論争の原因の本人がその場にいるのに本人を放置してなお不毛な言い合いをし続けるふたりはある意味尊敬に値する。
はあ、とひとつため息を吐いてみたところで状況は何も変わらない。ちらりと当の本人である名無しに目を向けても、名無しは未だサッチに腰を抱かれたまま硬直している。
「だ!か!ら!名無しはサッチのこと苦手だって言ってんたんだ!いい加減気づいてやれよ!サッチ男だろ!」
「エース、お前も男だったら気づけよ。名無しが俺を苦手って言ったのはただの照れ隠しなんだって」
名無しが苦手と言っているサッチ自身にそのことを告げるエースもエースだが、それを意ともせずなんともポジティブな思考をするサッチには呆れを通り越してもはや畏怖の念すら抱けそうだ。前々から聞いてみたかったのだが、その自信はどこから生まれるのか一度尋ねてみたい。
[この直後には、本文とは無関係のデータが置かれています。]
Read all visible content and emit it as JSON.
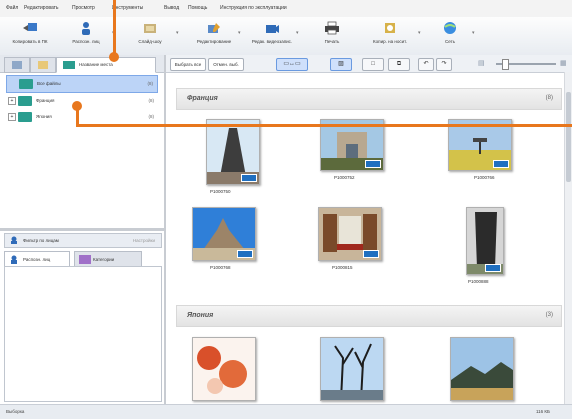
{
  "menu": {
    "items": [
      "Файл",
      "Редактировать",
      "Просмотр",
      "Инструменты",
      "Вывод",
      "Помощь",
      "Инструкция по эксплуатации"
    ]
  },
  "toolbar": {
    "buttons": [
      {
        "label": "Копировать в ПК",
        "icon": "copy-to-pc-icon"
      },
      {
        "label": "Распозн. лиц",
        "icon": "face-recognition-icon"
      },
      {
        "label": "Слайд-шоу",
        "icon": "slideshow-icon"
      },
      {
        "label": "Редактирование",
        "icon": "edit-icon"
      },
      {
        "label": "Редак. видеозапис.",
        "icon": "video-edit-icon"
      },
      {
        "label": "Печать",
        "icon": "print-icon"
      },
      {
        "label": "Копир. на носит.",
        "icon": "copy-to-media-icon"
      },
      {
        "label": "Сеть",
        "icon": "network-icon"
      }
    ]
  },
  "left_pane": {
    "active_tab": "Название места",
    "tree": [
      {
        "label": "Все файлы",
        "count": "(8)",
        "selected": true
      },
      {
        "label": "Франция",
        "count": "(8)"
      },
      {
        "label": "Япония",
        "count": "(8)"
      }
    ],
    "lower_bar": {
      "label": "Фильтр по лицам",
      "right": "Настройки"
    },
    "lower_tabs": [
      {
        "label": "Распозн. лиц",
        "active": true
      },
      {
        "label": "Категории"
      }
    ]
  },
  "view_toolbar": {
    "select_all": "Выбрать все",
    "deselect_all": "Отмен. выб."
  },
  "groups": [
    {
      "title": "Франция",
      "count_icon": "(8)",
      "photos": [
        {
          "caption": "P1000750",
          "colors": [
            "#cfe3f3",
            "#3d3d3d",
            "#8a7a6a"
          ]
        },
        {
          "caption": "P1000752",
          "colors": [
            "#9fc4e2",
            "#b8a890",
            "#5c6a3c"
          ]
        },
        {
          "caption": "P1000766",
          "colors": [
            "#a9c9e8",
            "#d3c24a",
            "#6c7a4a"
          ]
        },
        {
          "caption": "P1000768",
          "colors": [
            "#2f7fd8",
            "#9c8468",
            "#c9b99a"
          ]
        },
        {
          "caption": "P1000815",
          "colors": [
            "#7a4a2a",
            "#c8b59a",
            "#a0281c"
          ]
        },
        {
          "caption": "P1000888",
          "colors": [
            "#d6d6d6",
            "#2b2b2b",
            "#7e8a6a"
          ]
        }
      ]
    },
    {
      "title": "Япония",
      "count_icon": "(3)",
      "photos": [
        {
          "caption": "",
          "colors": [
            "#ffffff",
            "#d9502a",
            "#f3c7b0"
          ]
        },
        {
          "caption": "",
          "colors": [
            "#bcd8f2",
            "#1d1d1d",
            "#6a7c8a"
          ]
        },
        {
          "caption": "",
          "colors": [
            "#9dc3e6",
            "#3a4a3a",
            "#c8a35a"
          ]
        }
      ]
    }
  ],
  "statusbar": {
    "left": "Выборка",
    "right": "116 КБ"
  },
  "colors": {
    "accent": "#e8771d",
    "selection": "#bcd4f7"
  }
}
何はともあれこんな馬鹿げた言い合いにいつまでも付き合わされる名無しが憐れに思え、その腰に回っているサッチの腕をどけようとするも、名無しは硬直したまま動かない。
「名無し、」
声をかけても固まったままの名無しを不思議に思い、ひょいっと顔を覗き込むと、その白い肌は耳まで真っ赤に染まっていた。
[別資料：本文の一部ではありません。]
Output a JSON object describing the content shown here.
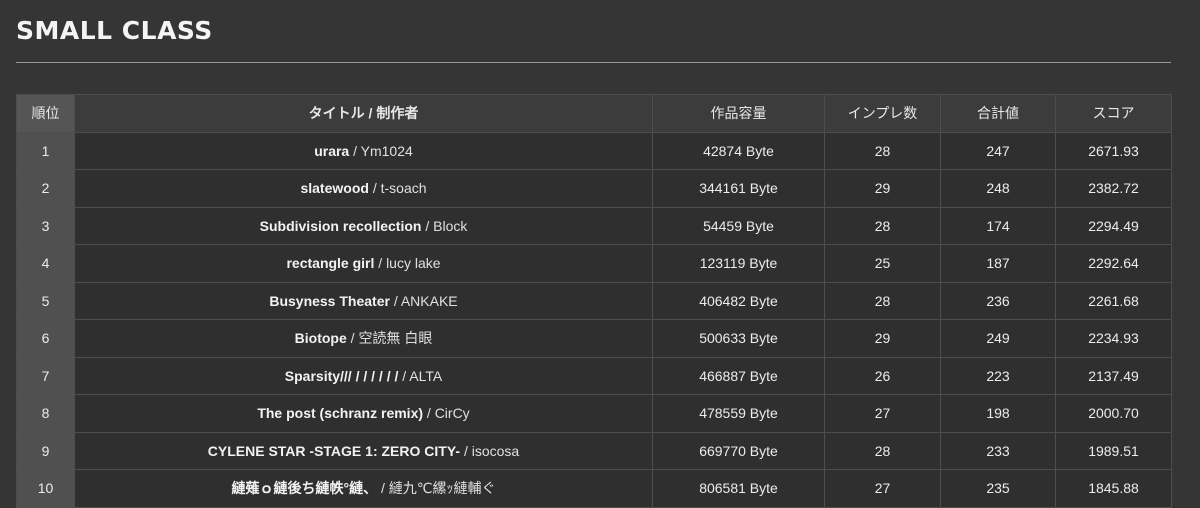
{
  "section": {
    "title": "SMALL CLASS"
  },
  "table": {
    "headers": {
      "rank": "順位",
      "title": "タイトル / 制作者",
      "size": "作品容量",
      "votes": "インプレ数",
      "total": "合計値",
      "score": "スコア"
    },
    "rows": [
      {
        "rank": "1",
        "title": "urara",
        "sep": " / ",
        "creator": "Ym1024",
        "size": "42874 Byte",
        "votes": "28",
        "total": "247",
        "score": "2671.93"
      },
      {
        "rank": "2",
        "title": "slatewood",
        "sep": " / ",
        "creator": "t-soach",
        "size": "344161 Byte",
        "votes": "29",
        "total": "248",
        "score": "2382.72"
      },
      {
        "rank": "3",
        "title": "Subdivision recollection",
        "sep": " / ",
        "creator": "Block",
        "size": "54459 Byte",
        "votes": "28",
        "total": "174",
        "score": "2294.49"
      },
      {
        "rank": "4",
        "title": "rectangle girl",
        "sep": " / ",
        "creator": "lucy lake",
        "size": "123119 Byte",
        "votes": "25",
        "total": "187",
        "score": "2292.64"
      },
      {
        "rank": "5",
        "title": "Busyness Theater",
        "sep": " / ",
        "creator": "ANKAKE",
        "size": "406482 Byte",
        "votes": "28",
        "total": "236",
        "score": "2261.68"
      },
      {
        "rank": "6",
        "title": "Biotope",
        "sep": " / ",
        "creator": "空読無 白眼",
        "size": "500633 Byte",
        "votes": "29",
        "total": "249",
        "score": "2234.93"
      },
      {
        "rank": "7",
        "title": "Sparsity/// / / / / / /",
        "sep": " / ",
        "creator": "ALTA",
        "size": "466887 Byte",
        "votes": "26",
        "total": "223",
        "score": "2137.49"
      },
      {
        "rank": "8",
        "title": "The post (schranz remix)",
        "sep": " / ",
        "creator": "CirCy",
        "size": "478559 Byte",
        "votes": "27",
        "total": "198",
        "score": "2000.70"
      },
      {
        "rank": "9",
        "title": "CYLENE STAR -STAGE 1: ZERO CITY-",
        "sep": " / ",
        "creator": "isocosa",
        "size": "669770 Byte",
        "votes": "28",
        "total": "233",
        "score": "1989.51"
      },
      {
        "rank": "10",
        "title": "縺薙ｏ縺後ち縺帙°縺、",
        "sep": " / ",
        "creator": "縺九℃縲ｯ縺輔ぐ",
        "size": "806581 Byte",
        "votes": "27",
        "total": "235",
        "score": "1845.88"
      }
    ]
  }
}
思わず目を丸くして、赤面したまま固まっている名無しを凝視してしまう。
それを咎めるようにサッチが名無しの腰に回した腕に力を込めた。
「とにかく、名無しは俺のことが好きすぎて照れ隠ししちまうだけだから。余計な世話やいて邪魔すんじゃねェよ」
そう不機嫌そうに告げるサッチはもはや隠す気すらもないらしい。な?と同意を求めるように名無しの顔を覗き込んだサッチ。しかし名無しは一度大きく肩を跳ね上げ、ぶるぶると体を震わせながら、真っ赤な顔のままサッチの腕をぺちんと叩くと勢いよく立ち上がる。
「サッチ隊長なんてだいっきらいです!」
顔を真っ赤にしてそう豪語すると、名無しは脱兎のごとく食堂から逃げ出してしまう。それを目の当たりにしていたエースがサッチにほらな!?と食いつくのが視界の端に映ったが、もうどうでもいい。
それにしてもウチの妹はまた厄介な相手への恋心を自覚しちまったもんだ。
「…先が思いやられるねい…」
この先起こるであろうごたごたに思いを馳せ、大きなため息をひとつ吐き出した。